Composé de 9 chapitres s’étendant sur la période estivale (environ 80 jours), Firewatch possède une durée de vie approximative de 5 heures pour boucler l’aventure. On peut toujours parcourir le titre en mode libre ou avec les commentaires des développeurs. Cependant, les choix faits lors du prologue n’ont aucune conséquence sur la suite de l’intrigue ni sur la perspective d’une personnalisation du protagoniste. Cela vaut aussi pour les fréquentes interrogations ou les réponses données dans les dialogues.

Il reste que l’ambiance à elle seule peut encourager à se replonger dans le titre de Campo Santo. De même, plusieurs easter eggs et caches de vivres sont à dénicher aux quatre coins de la carte. Il existe également une fin alternative. Néanmoins, celle-ci résulte uniquement d’un choix de dernière minute et n’impose pas de refaire le jeu dans son entièreté pour la découvrir.

En conclusion…

Au final, Firewatch s’avance comme un jeu recommandable à plus d’un titre. La première incursion vidéoludique de Campo Santo se solde par une réussite indéniable en matière de dépaysement, de tensions dramatiques et d’aventures. Si l’on note quelques errances techniques, la direction artistique demeure somptueuse, renvoyant à une vision presque surréaliste de la nature tant l’approche audacieuse est empreinte de poésie.
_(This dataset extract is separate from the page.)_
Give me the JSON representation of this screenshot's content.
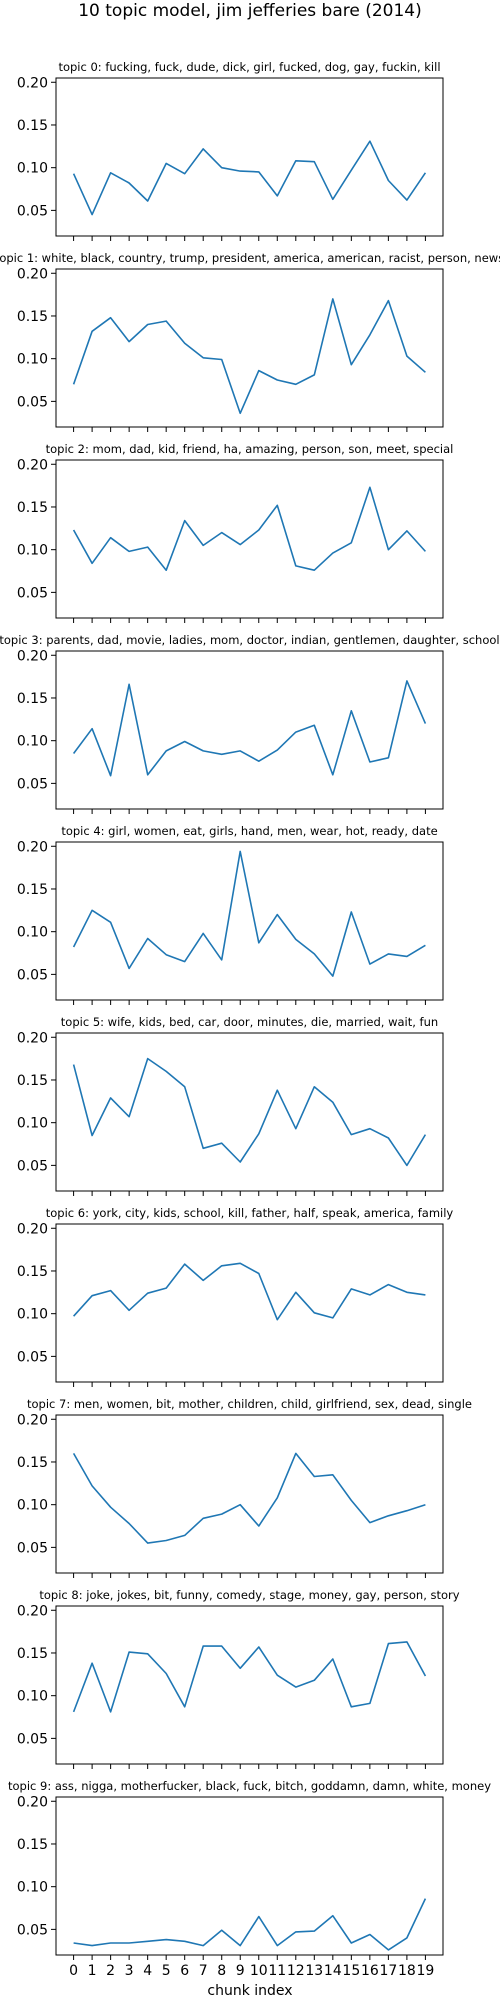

Alors que d’autres productions misent sur la complexité ou l’intérêt que l’on porte à l’histoire, Firewatch se focalise sur l’atmosphère qui émane de ses contrées forestières. Accompagnée ponctuellement d’une bande-son de qualité, l’aventure se révèle aussi simple que séduisante. On apprécie la finesse d’écriture des dialogues, la psychologie des personnages, ainsi que cet environnement à la beauté épurée. Il en ressort une expérience contemplative à l’identité forte et au parti pris ambitieux.